Fixed rate mortgages are in some ways the simpler of the two. Financial writer Bruce Schoenne explains that a fixed mortgage is “a mortgage where the rate of interest is fixed for a specific period of time”. At the time a mortgage is given, the bank determines an interest rate based upon a number of factors including the number of years over which the mortgage will be repaid, the credit rating of the new homeowner and the typical interest rates in the market at the time. The interest rates will be based upon a central rate determined by the bank, called the “prime rate.” In a fixed-rate mortgage, this interest rate will be fixed over the entire term of the mortgage.
Fixed-rate mortgages may be best for people who fear that interest rates will go up in the future, or are simply not sure what interest rates will do in the future and are unwilling to gamble that the rates will change in their favour. In the case of a fixed-rate mortgage, instead of the home buyer gambling that interest rates will change in their favour, the bank is gambling that it’s better to loan out its money at a fixed rate now than to wait for markets to change in the bank’s favour later on. For this reason, fixed rate mortgages may be harder to get initially, and may have a higher initial interest rate (and therefore higher monthly payments) than a variable rate mortgage. The advantage to the home buyer is that while the payments may initially be higher, this type of mortgage offers the security of knowing that the rates will at least never get any higher.

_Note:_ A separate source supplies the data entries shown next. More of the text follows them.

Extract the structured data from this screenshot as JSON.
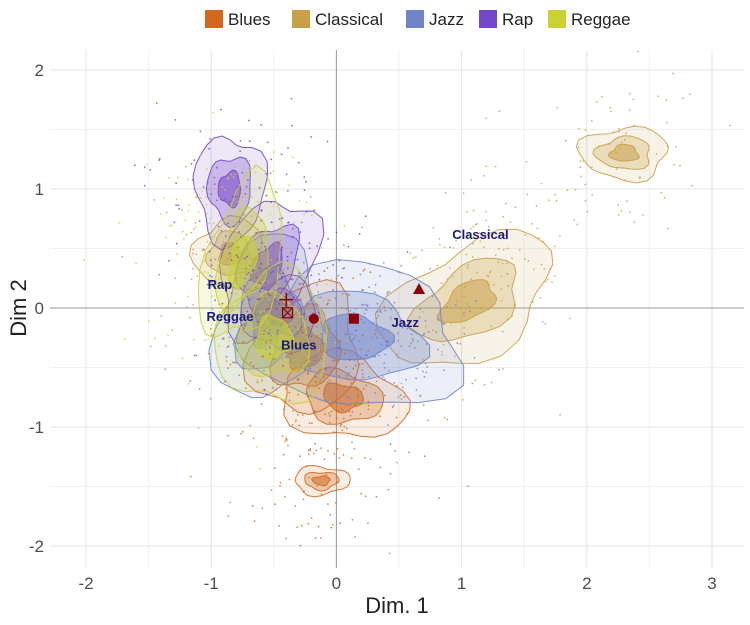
{
  "chart_data": {
    "type": "scatter",
    "title": "",
    "xlabel": "Dim. 1",
    "ylabel": "Dim 2",
    "xlim": [
      -2.2,
      3.2
    ],
    "ylim": [
      -2.2,
      2.2
    ],
    "x_ticks": [
      -2,
      -1,
      0,
      1,
      2,
      3
    ],
    "y_ticks": [
      -2,
      -1,
      0,
      1,
      2
    ],
    "grid": true,
    "legend_position": "top",
    "series": [
      {
        "name": "Blues",
        "color": "#d2691e",
        "density_centers": [
          [
            -0.3,
            -0.2
          ],
          [
            -0.2,
            -0.55
          ],
          [
            0.1,
            -0.8
          ],
          [
            -0.15,
            -1.5
          ]
        ]
      },
      {
        "name": "Classical",
        "color": "#c9a04a",
        "density_centers": [
          [
            1.0,
            0.0
          ],
          [
            1.35,
            0.45
          ],
          [
            2.3,
            1.3
          ],
          [
            -0.9,
            0.4
          ]
        ]
      },
      {
        "name": "Jazz",
        "color": "#6f84c9",
        "density_centers": [
          [
            0.2,
            -0.2
          ],
          [
            0.55,
            -0.3
          ],
          [
            -0.5,
            -0.1
          ]
        ]
      },
      {
        "name": "Rap",
        "color": "#7446c9",
        "density_centers": [
          [
            -0.85,
            1.05
          ],
          [
            -0.55,
            0.35
          ],
          [
            -0.35,
            0.05
          ]
        ]
      },
      {
        "name": "Reggae",
        "color": "#c9d134",
        "density_centers": [
          [
            -0.45,
            -0.25
          ],
          [
            -0.7,
            0.35
          ],
          [
            -0.9,
            0.8
          ]
        ]
      }
    ],
    "group_labels": [
      {
        "text": "Blues",
        "x": -0.3,
        "y": -0.35
      },
      {
        "text": "Classical",
        "x": 1.15,
        "y": 0.58
      },
      {
        "text": "Jazz",
        "x": 0.55,
        "y": -0.16
      },
      {
        "text": "Rap",
        "x": -0.93,
        "y": 0.16
      },
      {
        "text": "Reggae",
        "x": -0.85,
        "y": -0.11
      }
    ],
    "group_means": [
      {
        "name": "Blues",
        "shape": "square",
        "x": 0.14,
        "y": -0.09
      },
      {
        "name": "Classical",
        "shape": "triangle",
        "x": 0.66,
        "y": 0.16
      },
      {
        "name": "Jazz",
        "shape": "circle",
        "x": -0.18,
        "y": -0.09
      },
      {
        "name": "Rap",
        "shape": "plus",
        "x": -0.4,
        "y": 0.07
      },
      {
        "name": "Reggae",
        "shape": "boxed-x",
        "x": -0.39,
        "y": -0.04
      }
    ]
  }
}
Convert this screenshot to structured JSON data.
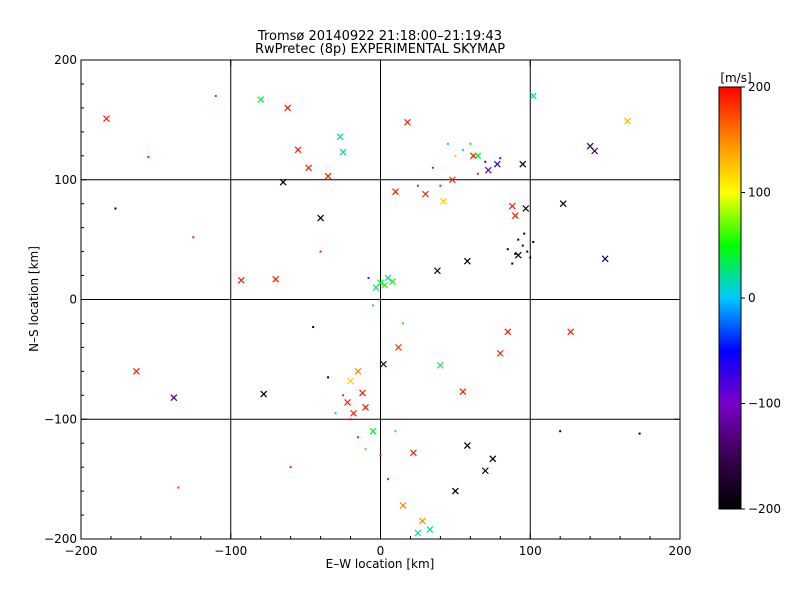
{
  "chart_data": {
    "type": "scatter",
    "title": "Tromsø 20140922 21:18:00–21:19:43",
    "subtitle": "RwPretec (8p) EXPERIMENTAL SKYMAP",
    "xlabel": "E–W location [km]",
    "ylabel": "N–S location [km]",
    "xlim": [
      -200,
      200
    ],
    "ylim": [
      -200,
      200
    ],
    "x_ticks": [
      -200,
      -100,
      0,
      100,
      200
    ],
    "y_ticks": [
      -200,
      -100,
      0,
      100,
      200
    ],
    "x_tick_labels": [
      "−200",
      "−100",
      "0",
      "100",
      "200"
    ],
    "y_tick_labels": [
      "−200",
      "−100",
      "0",
      "100",
      "200"
    ],
    "grid": true,
    "grid_lines": [
      -100,
      0,
      100
    ],
    "marker_kinds": [
      "dot",
      "cross"
    ],
    "colorbar": {
      "label": "[m/s]",
      "range": [
        -200,
        200
      ],
      "ticks": [
        200,
        100,
        0,
        -100,
        -200
      ],
      "tick_labels": [
        "200",
        "100",
        "0",
        "−100",
        "−200"
      ],
      "colormap": [
        "#000000",
        "#3a0050",
        "#7a00c8",
        "#0000ff",
        "#00c8ff",
        "#00ff00",
        "#ffff00",
        "#ff8800",
        "#ff0000"
      ]
    },
    "points": [
      {
        "x": -183,
        "y": 151,
        "v": 190,
        "m": "x"
      },
      {
        "x": -177,
        "y": 76,
        "v": -200,
        "m": "."
      },
      {
        "x": -163,
        "y": -60,
        "v": 190,
        "m": "x"
      },
      {
        "x": -155,
        "y": 119,
        "v": 190,
        "m": "."
      },
      {
        "x": -138,
        "y": -82,
        "v": -140,
        "m": "x"
      },
      {
        "x": -135,
        "y": -157,
        "v": 180,
        "m": "."
      },
      {
        "x": -125,
        "y": 52,
        "v": 190,
        "m": "."
      },
      {
        "x": -93,
        "y": 16,
        "v": 190,
        "m": "x"
      },
      {
        "x": -80,
        "y": 167,
        "v": 40,
        "m": "x"
      },
      {
        "x": -78,
        "y": -79,
        "v": -200,
        "m": "x"
      },
      {
        "x": -70,
        "y": 17,
        "v": 190,
        "m": "x"
      },
      {
        "x": -65,
        "y": 98,
        "v": -200,
        "m": "x"
      },
      {
        "x": -62,
        "y": 160,
        "v": 190,
        "m": "x"
      },
      {
        "x": -55,
        "y": 125,
        "v": 190,
        "m": "x"
      },
      {
        "x": -48,
        "y": 110,
        "v": 190,
        "m": "x"
      },
      {
        "x": -45,
        "y": -23,
        "v": -200,
        "m": "."
      },
      {
        "x": -40,
        "y": 68,
        "v": -200,
        "m": "x"
      },
      {
        "x": -35,
        "y": 103,
        "v": 190,
        "m": "x"
      },
      {
        "x": -27,
        "y": 136,
        "v": 20,
        "m": "x"
      },
      {
        "x": -25,
        "y": 123,
        "v": 20,
        "m": "x"
      },
      {
        "x": -22,
        "y": -86,
        "v": 190,
        "m": "x"
      },
      {
        "x": -20,
        "y": -68,
        "v": 120,
        "m": "x"
      },
      {
        "x": -18,
        "y": -95,
        "v": 190,
        "m": "x"
      },
      {
        "x": -15,
        "y": -60,
        "v": 150,
        "m": "x"
      },
      {
        "x": -12,
        "y": -78,
        "v": 190,
        "m": "x"
      },
      {
        "x": -10,
        "y": -90,
        "v": 190,
        "m": "x"
      },
      {
        "x": -8,
        "y": 18,
        "v": -100,
        "m": "."
      },
      {
        "x": -5,
        "y": -110,
        "v": 40,
        "m": "x"
      },
      {
        "x": -3,
        "y": 10,
        "v": 30,
        "m": "x"
      },
      {
        "x": 0,
        "y": 14,
        "v": 40,
        "m": "x"
      },
      {
        "x": 2,
        "y": -54,
        "v": -150,
        "m": "x"
      },
      {
        "x": 3,
        "y": 12,
        "v": 60,
        "m": "x"
      },
      {
        "x": 5,
        "y": 18,
        "v": 20,
        "m": "x"
      },
      {
        "x": 8,
        "y": 15,
        "v": 50,
        "m": "x"
      },
      {
        "x": 10,
        "y": 90,
        "v": 190,
        "m": "x"
      },
      {
        "x": 12,
        "y": -40,
        "v": 180,
        "m": "x"
      },
      {
        "x": 15,
        "y": -172,
        "v": 150,
        "m": "x"
      },
      {
        "x": 18,
        "y": 148,
        "v": 190,
        "m": "x"
      },
      {
        "x": 22,
        "y": -128,
        "v": 190,
        "m": "x"
      },
      {
        "x": 25,
        "y": -195,
        "v": 20,
        "m": "x"
      },
      {
        "x": 28,
        "y": -185,
        "v": 150,
        "m": "x"
      },
      {
        "x": 30,
        "y": 88,
        "v": 190,
        "m": "x"
      },
      {
        "x": 33,
        "y": -192,
        "v": 20,
        "m": "x"
      },
      {
        "x": 38,
        "y": 24,
        "v": -200,
        "m": "x"
      },
      {
        "x": 40,
        "y": -55,
        "v": 30,
        "m": "x"
      },
      {
        "x": 42,
        "y": 82,
        "v": 120,
        "m": "x"
      },
      {
        "x": 48,
        "y": 100,
        "v": 190,
        "m": "x"
      },
      {
        "x": 50,
        "y": -160,
        "v": -200,
        "m": "x"
      },
      {
        "x": 55,
        "y": -77,
        "v": 190,
        "m": "x"
      },
      {
        "x": 58,
        "y": 32,
        "v": -200,
        "m": "x"
      },
      {
        "x": 58,
        "y": -122,
        "v": -200,
        "m": "x"
      },
      {
        "x": 62,
        "y": 120,
        "v": 190,
        "m": "x"
      },
      {
        "x": 65,
        "y": 120,
        "v": 40,
        "m": "x"
      },
      {
        "x": 70,
        "y": -143,
        "v": -200,
        "m": "x"
      },
      {
        "x": 72,
        "y": 108,
        "v": -110,
        "m": "x"
      },
      {
        "x": 75,
        "y": -133,
        "v": -200,
        "m": "x"
      },
      {
        "x": 78,
        "y": 113,
        "v": -60,
        "m": "x"
      },
      {
        "x": 80,
        "y": -45,
        "v": 190,
        "m": "x"
      },
      {
        "x": 85,
        "y": -27,
        "v": 190,
        "m": "x"
      },
      {
        "x": 88,
        "y": 78,
        "v": 190,
        "m": "x"
      },
      {
        "x": 90,
        "y": 70,
        "v": 190,
        "m": "x"
      },
      {
        "x": 92,
        "y": 37,
        "v": -200,
        "m": "x"
      },
      {
        "x": 95,
        "y": 113,
        "v": -200,
        "m": "x"
      },
      {
        "x": 97,
        "y": 76,
        "v": -200,
        "m": "x"
      },
      {
        "x": 102,
        "y": 170,
        "v": 20,
        "m": "x"
      },
      {
        "x": 122,
        "y": 80,
        "v": -200,
        "m": "x"
      },
      {
        "x": 127,
        "y": -27,
        "v": 190,
        "m": "x"
      },
      {
        "x": 140,
        "y": 128,
        "v": -160,
        "m": "x"
      },
      {
        "x": 143,
        "y": 124,
        "v": -160,
        "m": "x"
      },
      {
        "x": 150,
        "y": 34,
        "v": -160,
        "m": "x"
      },
      {
        "x": 165,
        "y": 149,
        "v": 130,
        "m": "x"
      },
      {
        "x": 173,
        "y": -112,
        "v": -200,
        "m": "."
      },
      {
        "x": 95,
        "y": 45,
        "v": -200,
        "m": "."
      },
      {
        "x": 98,
        "y": 40,
        "v": -200,
        "m": "."
      },
      {
        "x": 92,
        "y": 50,
        "v": -200,
        "m": "."
      },
      {
        "x": 100,
        "y": 35,
        "v": -200,
        "m": "."
      },
      {
        "x": 85,
        "y": 42,
        "v": -200,
        "m": "."
      },
      {
        "x": 88,
        "y": 30,
        "v": -200,
        "m": "."
      },
      {
        "x": 96,
        "y": 55,
        "v": -200,
        "m": "."
      },
      {
        "x": 102,
        "y": 48,
        "v": -200,
        "m": "."
      },
      {
        "x": 90,
        "y": 38,
        "v": -200,
        "m": "."
      },
      {
        "x": 55,
        "y": 125,
        "v": 20,
        "m": "."
      },
      {
        "x": 60,
        "y": 130,
        "v": 40,
        "m": "."
      },
      {
        "x": 50,
        "y": 120,
        "v": 120,
        "m": "."
      },
      {
        "x": 70,
        "y": 115,
        "v": -60,
        "m": "."
      },
      {
        "x": 80,
        "y": 118,
        "v": -80,
        "m": "."
      },
      {
        "x": 45,
        "y": 130,
        "v": 20,
        "m": "."
      },
      {
        "x": 35,
        "y": 110,
        "v": 190,
        "m": "."
      },
      {
        "x": 25,
        "y": 95,
        "v": 190,
        "m": "."
      },
      {
        "x": 40,
        "y": 95,
        "v": 190,
        "m": "."
      },
      {
        "x": 65,
        "y": 105,
        "v": 190,
        "m": "."
      },
      {
        "x": -20,
        "y": -100,
        "v": 190,
        "m": "."
      },
      {
        "x": -25,
        "y": -80,
        "v": 190,
        "m": "."
      },
      {
        "x": -15,
        "y": -115,
        "v": 190,
        "m": "."
      },
      {
        "x": -30,
        "y": -95,
        "v": 40,
        "m": "."
      },
      {
        "x": 0,
        "y": -130,
        "v": 190,
        "m": "."
      },
      {
        "x": 5,
        "y": -150,
        "v": 190,
        "m": "."
      },
      {
        "x": 10,
        "y": -110,
        "v": 30,
        "m": "."
      },
      {
        "x": -10,
        "y": -125,
        "v": 60,
        "m": "."
      },
      {
        "x": -35,
        "y": -65,
        "v": -200,
        "m": "."
      },
      {
        "x": -5,
        "y": -5,
        "v": 40,
        "m": "."
      },
      {
        "x": 15,
        "y": -20,
        "v": 50,
        "m": "."
      },
      {
        "x": -40,
        "y": 40,
        "v": 190,
        "m": "."
      },
      {
        "x": -110,
        "y": 170,
        "v": 190,
        "m": "."
      },
      {
        "x": -60,
        "y": -140,
        "v": 190,
        "m": "."
      },
      {
        "x": 120,
        "y": -110,
        "v": -200,
        "m": "."
      }
    ]
  }
}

In contrast, Schoenne says, a variable rate mortgage is “a mortgage that has fixed payments, but the interest rate fluctuates with any changes in interest rates.” In this case, the bank will still determine an initial interest rate for the mortgage based upon the prime rate, the home buyer’s credit rating and the expected duration of the mortgage. However, the mortgage agreement will also specify a regular period of time after which the bank is allowed to reassess the interest rate and move it up or down in accordance with changes in the prevailing market interest rates.
Variable-rate mortgages may be useful for those who are willing to accept a certain amount of risk up-front in exchange for the possibility that they will save thousands of dollars in interest later on. In 2001, York University professor of finance Moshe A. Milevsky examined mortgage interest rates between 1950 and 2000 and concluded that, on average, homeowners pay less interest over the term of their mortgage if they choose a variable rate rather than a fixed rate. The key is the level of risk that homeowners are willing, and financially able to take. This is because just as the interest rate could go down, it could also go up – a phenomenon called payment shock. “Long-term stability has a price,” says Schoenne, “but if you can’t sleep, what good is the money?”
If you are not sure whether a fixed interest rate or a variable interest rate is right for you, a financial advisor will be able to give professional advice tailored to your specific situation.